Les gouvernements occidentaux ont rarement exprimé leur inquiétude face à ce qui se passe à des kilomètres seulement de l’Europe du Sud. L'explication est simple : leurs intérêts – pétroliers et gaziers – n'ont jamais été en danger. Les forces de sécurité algériennes ont refusé de porter assistance aux pauvres qui étaient quotidiennement massacrés dans les villages et les villes reculés, mais elles ont assuré une protection absolue aux compagnies pétrolières et aux oléoducs.
Pendant une décennie, le gouvernement a étouffé toute opposition démocratique au motif qu’il luttait contre le terrorisme. L’équation était simple : si vous étiez contre le gouvernement, c’est-à-dire contre l’armée, vous souteniez les terroristes. Cependant, depuis avril 2001, un véritable mouvement démocratique, à la base, est apparu en Kabylie. Elle est constituée d’une nouvelle génération de militants qui n’ont rien à perdre et tout à gagner. Leur slogan, crié aux forces de police qui utilisaient des balles réelles contre leurs manifestations pacifiques, tuant environ 120 d'entre eux jusqu'à présent, dit tout : « Vous ne pouvez pas nous tuer, nous sommes déjà morts ». ont réussi à convaincre, sans contrainte, le boycott de la population kabyle ainsi que d'un grand nombre d'autres électeurs dans tout le pays, de deux élections, la première pour le Parlement, en mai 2002, et la seconde pour les Assemblées locales, en octobre dernier. Le gouvernement a répondu par la force brutale à leur activisme pacifique, en ordonnant aux forces de police de tirer sur les manifestants, tuant et mutilant des dizaines de personnes, et en arrêtant et en torturant un grand nombre d'autres.
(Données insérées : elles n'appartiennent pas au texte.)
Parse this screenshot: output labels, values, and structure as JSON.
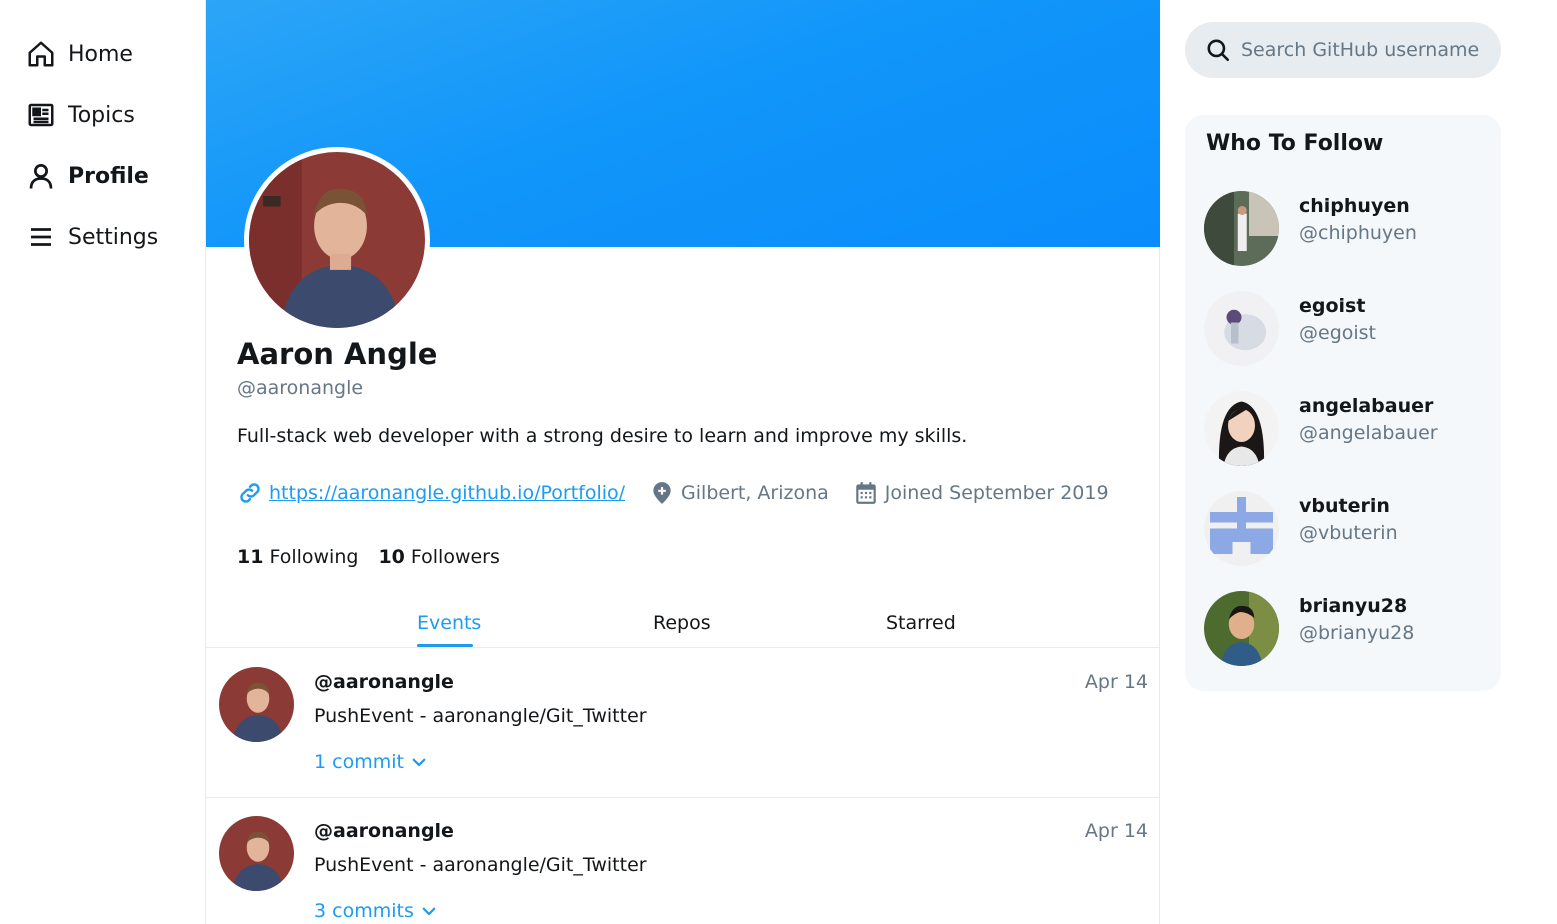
{
  "nav": {
    "items": [
      {
        "label": "Home",
        "icon": "home-icon"
      },
      {
        "label": "Topics",
        "icon": "newspaper-icon"
      },
      {
        "label": "Profile",
        "icon": "user-icon",
        "active": true
      },
      {
        "label": "Settings",
        "icon": "menu-icon"
      }
    ]
  },
  "profile": {
    "name": "Aaron Angle",
    "handle": "@aaronangle",
    "bio": "Full-stack web developer with a strong desire to learn and improve my skills.",
    "website": "https://aaronangle.github.io/Portfolio/",
    "location": "Gilbert, Arizona",
    "joined": "Joined September 2019",
    "following_count": "11",
    "following_label": "Following",
    "followers_count": "10",
    "followers_label": "Followers"
  },
  "tabs": [
    {
      "label": "Events",
      "active": true
    },
    {
      "label": "Repos"
    },
    {
      "label": "Starred"
    }
  ],
  "events": [
    {
      "user": "@aaronangle",
      "date": "Apr 14",
      "desc": "PushEvent - aaronangle/Git_Twitter",
      "commits": "1 commit"
    },
    {
      "user": "@aaronangle",
      "date": "Apr 14",
      "desc": "PushEvent - aaronangle/Git_Twitter",
      "commits": "3 commits"
    }
  ],
  "search": {
    "placeholder": "Search GitHub username"
  },
  "who_to_follow": {
    "title": "Who To Follow",
    "users": [
      {
        "name": "chiphuyen",
        "handle": "@chiphuyen"
      },
      {
        "name": "egoist",
        "handle": "@egoist"
      },
      {
        "name": "angelabauer",
        "handle": "@angelabauer"
      },
      {
        "name": "vbuterin",
        "handle": "@vbuterin"
      },
      {
        "name": "brianyu28",
        "handle": "@brianyu28"
      }
    ]
  },
  "colors": {
    "accent": "#1d9bf0",
    "banner": "#1196fa",
    "muted": "#657786"
  }
}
Le 10 décembre 2002, Journée internationale des droits de l'homme, le mouvement a tenté d'organiser une grande manifestation à Alger, pour la libération des délégués emprisonnés, mais a été réprimé par les forces de police qui ont dressé des barrages routiers tout au long des rues menant à la capitale. . Ceux qui ont réussi à atteindre leur destination ont été arrêtés et battus avant d'être relâchés.
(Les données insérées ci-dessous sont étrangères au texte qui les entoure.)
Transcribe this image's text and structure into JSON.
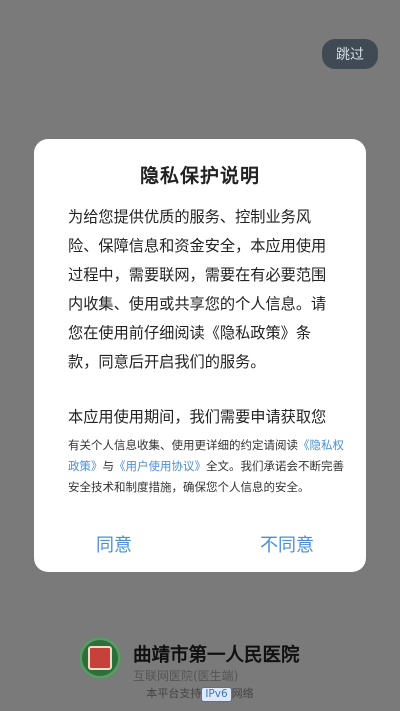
{
  "skip_label": "跳过",
  "dialog": {
    "title": "隐私保护说明",
    "paragraph1": "为给您提供优质的服务、控制业务风险、保障信息和资金安全，本应用使用过程中，需要联网，需要在有必要范围内收集、使用或共享您的个人信息。请您在使用前仔细阅读《隐私政策》条款，同意后开启我们的服务。",
    "paragraph2": "本应用使用期间，我们需要申请获取您的系统权限，我们将在首次调用时逐项",
    "notice": {
      "prefix": "有关个人信息收集、使用更详细的约定请阅读",
      "privacy_link": "《隐私权政策》",
      "joiner": "与",
      "agreement_link": "《用户使用协议》",
      "suffix": "全文。我们承诺会不断完善安全技术和制度措施，确保您个人信息的安全。"
    },
    "agree_label": "同意",
    "disagree_label": "不同意"
  },
  "footer": {
    "hospital_name": "曲靖市第一人民医院",
    "subtitle": "互联网医院(医生端)",
    "platform_prefix": "本平台支持",
    "platform_badge": "IPv6",
    "platform_suffix": "网络"
  },
  "colors": {
    "overlay": "#7a7a7a",
    "link": "#4a8fd6",
    "skip_bg": "#3f4a55"
  }
}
Les 18 délégués, qui ont entamé une grève de la faim dans leurs cellules de prison il y a plus de deux semaines, ont été arrêtés après le succès de la campagne contre les élections du 10 octobre 2002. Me Hannoun, l'un de leurs avocats, a déclaré dans un entretien au journal Le Matin : « Conscients que la justice algérienne est le vilain tentacule d'une police répressive elle-même au service d'un régime autoritaire, les délégués ont décidé d'entamer une grève de la faim dans l'espoir d'attirer l'attention nationale et internationale sur ce problème. leur sort.